An open-source language implemented in Python that replaces the FROM/JOINs in SQL with a lightweight semantic layer and compiles to SQL against supported backends.
Key features are: Reusability - semantic layer supports full reuse of calculations, CTEs, and even entire models through a lightweight python inspired import syntax.
Simple - writing queries that combines data at different granularity is straightforward and avoids common error patterns.
Easy to refactor - changing the way the semantic layer binds to the database doesn’t require you to rewrite your queries. You don’t need to codemod 100 ETL scripts to deprecate a table!
Related packages [basic, links available from https://preqldata.dev/]:
pypreql-etl -> basic DBT integration. pypreql-nlp -> obligatory GenAI integration. trilogy-studio -> electron IDE for running queries directly. trilogy-public-models -> common repository of public models (mostly BQ public datasets right now) that can be imported/queried.
Differs from other approaches to make a modern SQL I’m aware of (links below) in that it attempts to embrace current SQL syntax, not replace it. Each of these linked projects has a distinct value proposition and is worth checking out on their own!
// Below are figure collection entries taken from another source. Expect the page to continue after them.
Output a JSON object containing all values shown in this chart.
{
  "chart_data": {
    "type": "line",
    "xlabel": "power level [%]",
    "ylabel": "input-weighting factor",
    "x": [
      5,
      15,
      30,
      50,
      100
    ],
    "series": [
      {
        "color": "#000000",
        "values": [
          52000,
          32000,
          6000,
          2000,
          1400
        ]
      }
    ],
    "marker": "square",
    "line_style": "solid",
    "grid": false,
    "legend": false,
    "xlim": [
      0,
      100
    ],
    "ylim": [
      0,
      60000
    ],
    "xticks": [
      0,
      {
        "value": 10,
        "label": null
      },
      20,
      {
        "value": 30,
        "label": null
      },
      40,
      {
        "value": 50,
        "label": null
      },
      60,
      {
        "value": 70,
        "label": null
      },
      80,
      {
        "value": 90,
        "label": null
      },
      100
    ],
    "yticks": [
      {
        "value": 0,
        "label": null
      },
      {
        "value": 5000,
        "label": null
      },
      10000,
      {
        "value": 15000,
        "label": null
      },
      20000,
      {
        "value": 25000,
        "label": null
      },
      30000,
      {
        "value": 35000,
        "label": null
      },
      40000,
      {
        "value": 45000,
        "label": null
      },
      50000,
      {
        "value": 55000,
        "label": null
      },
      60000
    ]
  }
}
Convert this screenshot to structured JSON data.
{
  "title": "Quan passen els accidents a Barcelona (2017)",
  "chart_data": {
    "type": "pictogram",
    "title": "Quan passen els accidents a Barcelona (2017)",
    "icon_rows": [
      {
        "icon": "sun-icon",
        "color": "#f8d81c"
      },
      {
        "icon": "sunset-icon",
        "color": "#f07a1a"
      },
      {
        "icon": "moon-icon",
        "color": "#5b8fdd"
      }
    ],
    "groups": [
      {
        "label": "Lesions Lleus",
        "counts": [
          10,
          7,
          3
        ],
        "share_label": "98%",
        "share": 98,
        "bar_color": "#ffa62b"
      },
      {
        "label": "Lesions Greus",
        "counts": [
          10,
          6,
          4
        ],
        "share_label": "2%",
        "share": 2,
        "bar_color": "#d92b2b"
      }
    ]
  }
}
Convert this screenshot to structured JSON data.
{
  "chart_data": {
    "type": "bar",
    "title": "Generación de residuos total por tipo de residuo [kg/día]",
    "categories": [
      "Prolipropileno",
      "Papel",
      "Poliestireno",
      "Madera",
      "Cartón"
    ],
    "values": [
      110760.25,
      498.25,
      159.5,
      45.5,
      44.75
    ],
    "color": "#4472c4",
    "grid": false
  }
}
Note: as you can see by names in the space, it turns out that I was not nearly as creative as I hoped with ‘PreQL’ as a ‘prequel/sequel’ play; PreQL/Trilogy is the intermediate Star Wars pun and it may migrate to just Trilogy (after the sequel!) to avoid confusion.
Other SQL Replacements:
Malloy (full rewrite, semantic focus)
https://news.ycombinator.com/item?id=30053860
PRQL (pipelined SQL alternative, all new syntax)
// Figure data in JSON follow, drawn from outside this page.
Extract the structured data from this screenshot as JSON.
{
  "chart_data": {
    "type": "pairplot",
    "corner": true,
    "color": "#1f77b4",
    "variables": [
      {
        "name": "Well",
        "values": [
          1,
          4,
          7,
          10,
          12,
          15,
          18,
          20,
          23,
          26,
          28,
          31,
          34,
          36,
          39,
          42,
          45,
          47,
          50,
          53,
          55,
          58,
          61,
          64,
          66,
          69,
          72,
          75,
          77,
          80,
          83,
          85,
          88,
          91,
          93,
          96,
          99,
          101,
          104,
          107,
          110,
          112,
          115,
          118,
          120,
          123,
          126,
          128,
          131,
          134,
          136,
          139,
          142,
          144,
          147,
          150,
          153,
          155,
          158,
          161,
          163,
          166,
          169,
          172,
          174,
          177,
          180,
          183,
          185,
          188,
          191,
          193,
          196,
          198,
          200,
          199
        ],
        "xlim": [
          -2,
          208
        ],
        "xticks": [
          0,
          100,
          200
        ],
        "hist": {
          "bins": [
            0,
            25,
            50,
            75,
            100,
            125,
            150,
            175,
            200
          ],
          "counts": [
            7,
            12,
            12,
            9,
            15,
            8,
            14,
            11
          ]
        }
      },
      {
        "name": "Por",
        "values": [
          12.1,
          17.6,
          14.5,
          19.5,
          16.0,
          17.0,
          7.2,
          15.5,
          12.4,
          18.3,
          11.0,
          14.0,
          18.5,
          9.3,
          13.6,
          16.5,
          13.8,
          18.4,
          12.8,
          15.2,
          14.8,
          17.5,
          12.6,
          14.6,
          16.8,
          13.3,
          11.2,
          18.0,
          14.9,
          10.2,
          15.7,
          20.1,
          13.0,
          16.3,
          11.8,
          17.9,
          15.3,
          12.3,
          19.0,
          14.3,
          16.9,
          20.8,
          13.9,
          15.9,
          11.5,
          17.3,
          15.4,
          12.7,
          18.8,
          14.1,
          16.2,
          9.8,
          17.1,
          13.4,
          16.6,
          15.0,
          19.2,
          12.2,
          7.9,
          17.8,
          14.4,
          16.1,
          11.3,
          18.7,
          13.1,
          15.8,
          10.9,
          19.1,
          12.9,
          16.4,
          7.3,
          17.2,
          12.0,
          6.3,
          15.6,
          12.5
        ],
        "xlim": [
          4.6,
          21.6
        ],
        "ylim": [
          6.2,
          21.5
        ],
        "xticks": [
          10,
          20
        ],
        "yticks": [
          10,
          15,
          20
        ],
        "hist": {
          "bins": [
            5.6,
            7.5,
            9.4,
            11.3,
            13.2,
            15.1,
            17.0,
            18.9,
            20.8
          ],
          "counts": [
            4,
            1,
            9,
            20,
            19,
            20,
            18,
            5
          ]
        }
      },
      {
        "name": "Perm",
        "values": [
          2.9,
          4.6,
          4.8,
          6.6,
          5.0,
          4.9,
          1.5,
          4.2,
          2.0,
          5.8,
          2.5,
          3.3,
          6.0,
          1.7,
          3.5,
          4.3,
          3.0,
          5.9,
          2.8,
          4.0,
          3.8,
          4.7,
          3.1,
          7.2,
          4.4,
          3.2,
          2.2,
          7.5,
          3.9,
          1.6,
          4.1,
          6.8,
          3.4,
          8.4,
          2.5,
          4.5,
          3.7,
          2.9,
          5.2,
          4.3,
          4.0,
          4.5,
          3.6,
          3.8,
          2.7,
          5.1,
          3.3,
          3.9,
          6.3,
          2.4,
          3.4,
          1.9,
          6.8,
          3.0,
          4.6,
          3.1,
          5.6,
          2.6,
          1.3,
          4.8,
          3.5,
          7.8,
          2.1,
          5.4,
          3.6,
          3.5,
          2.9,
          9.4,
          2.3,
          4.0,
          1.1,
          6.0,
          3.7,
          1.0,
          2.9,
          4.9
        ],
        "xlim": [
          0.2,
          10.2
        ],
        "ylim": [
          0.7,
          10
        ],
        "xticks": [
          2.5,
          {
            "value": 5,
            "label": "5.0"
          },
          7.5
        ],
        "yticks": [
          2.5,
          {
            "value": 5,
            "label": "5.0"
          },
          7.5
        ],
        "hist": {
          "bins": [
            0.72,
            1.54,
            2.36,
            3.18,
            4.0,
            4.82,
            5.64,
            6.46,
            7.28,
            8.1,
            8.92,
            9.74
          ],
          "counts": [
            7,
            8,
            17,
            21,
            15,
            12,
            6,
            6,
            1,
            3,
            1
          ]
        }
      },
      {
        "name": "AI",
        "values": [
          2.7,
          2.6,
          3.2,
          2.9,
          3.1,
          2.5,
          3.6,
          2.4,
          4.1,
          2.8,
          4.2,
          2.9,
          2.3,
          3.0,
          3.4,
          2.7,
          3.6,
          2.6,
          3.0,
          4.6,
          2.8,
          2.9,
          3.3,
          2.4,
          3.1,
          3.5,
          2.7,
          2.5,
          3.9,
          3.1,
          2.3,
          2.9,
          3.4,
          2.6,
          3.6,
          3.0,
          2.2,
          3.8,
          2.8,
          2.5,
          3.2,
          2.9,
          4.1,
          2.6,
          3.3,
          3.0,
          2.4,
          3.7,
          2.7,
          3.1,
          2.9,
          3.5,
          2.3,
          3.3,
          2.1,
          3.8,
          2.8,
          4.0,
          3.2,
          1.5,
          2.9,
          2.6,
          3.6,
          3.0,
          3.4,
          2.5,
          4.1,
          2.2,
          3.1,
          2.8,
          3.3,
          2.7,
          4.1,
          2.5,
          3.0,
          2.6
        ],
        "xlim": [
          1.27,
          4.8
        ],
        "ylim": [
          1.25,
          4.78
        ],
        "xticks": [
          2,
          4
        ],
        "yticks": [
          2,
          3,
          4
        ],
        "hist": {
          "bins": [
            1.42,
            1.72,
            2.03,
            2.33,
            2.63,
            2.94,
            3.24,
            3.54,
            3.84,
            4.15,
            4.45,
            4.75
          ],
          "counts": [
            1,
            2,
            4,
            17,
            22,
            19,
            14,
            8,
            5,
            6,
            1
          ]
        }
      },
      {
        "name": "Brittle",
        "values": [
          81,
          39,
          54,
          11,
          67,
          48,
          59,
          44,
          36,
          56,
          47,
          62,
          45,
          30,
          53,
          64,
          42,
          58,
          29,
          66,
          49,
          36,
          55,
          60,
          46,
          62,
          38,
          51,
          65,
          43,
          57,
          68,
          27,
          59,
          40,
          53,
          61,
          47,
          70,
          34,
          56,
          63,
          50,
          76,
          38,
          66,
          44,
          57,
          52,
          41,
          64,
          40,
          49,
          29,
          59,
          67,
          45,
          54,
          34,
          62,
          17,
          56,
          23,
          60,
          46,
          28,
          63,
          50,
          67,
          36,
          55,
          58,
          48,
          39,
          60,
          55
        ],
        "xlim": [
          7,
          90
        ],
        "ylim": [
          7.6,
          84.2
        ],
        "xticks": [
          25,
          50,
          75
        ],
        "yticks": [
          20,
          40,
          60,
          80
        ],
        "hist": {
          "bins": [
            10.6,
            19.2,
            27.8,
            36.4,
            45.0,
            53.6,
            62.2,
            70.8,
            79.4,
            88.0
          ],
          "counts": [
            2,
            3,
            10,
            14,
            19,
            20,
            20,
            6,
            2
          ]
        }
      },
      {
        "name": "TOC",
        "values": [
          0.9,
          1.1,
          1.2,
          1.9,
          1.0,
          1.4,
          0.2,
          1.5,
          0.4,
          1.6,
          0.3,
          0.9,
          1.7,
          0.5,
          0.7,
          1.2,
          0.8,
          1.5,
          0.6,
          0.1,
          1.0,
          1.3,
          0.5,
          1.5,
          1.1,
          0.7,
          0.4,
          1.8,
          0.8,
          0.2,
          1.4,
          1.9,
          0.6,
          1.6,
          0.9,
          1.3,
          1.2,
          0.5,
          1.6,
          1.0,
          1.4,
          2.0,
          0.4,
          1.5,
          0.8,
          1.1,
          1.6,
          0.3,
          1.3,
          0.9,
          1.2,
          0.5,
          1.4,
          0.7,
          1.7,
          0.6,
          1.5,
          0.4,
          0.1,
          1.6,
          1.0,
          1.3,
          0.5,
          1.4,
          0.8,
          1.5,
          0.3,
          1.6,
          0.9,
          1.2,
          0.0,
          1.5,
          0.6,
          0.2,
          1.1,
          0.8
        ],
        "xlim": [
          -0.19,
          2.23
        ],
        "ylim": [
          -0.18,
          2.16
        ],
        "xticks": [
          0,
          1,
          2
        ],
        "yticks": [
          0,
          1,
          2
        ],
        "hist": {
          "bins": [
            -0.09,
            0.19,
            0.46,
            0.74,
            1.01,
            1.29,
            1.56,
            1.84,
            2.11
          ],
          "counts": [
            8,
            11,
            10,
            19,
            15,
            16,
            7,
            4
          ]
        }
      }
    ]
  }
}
https://news.ycombinator.com/item?id=36866861
preql (much more ambitious, all new syntax)
https://news.ycombinator.com/item?id=26447070
Things to do:
- Define/implement better null handling
- Rewrite some parsing/CLI in rust
- More functions/backends, more window flexibility
- Performance hooks/optimization
Similarly, the "Concepts" section of the documentation has a diagram about joins, but no code examples.
On a more-technical note, the generated queries seem to use a LOT of CTEs. While they aren't a strict optimization barrier in PG anymore, there are definitely situations where they'll fall back to materialization - and the generated SQL seems to commonly build a "all of the rows" CTE and then apply conditions in a subsequent one.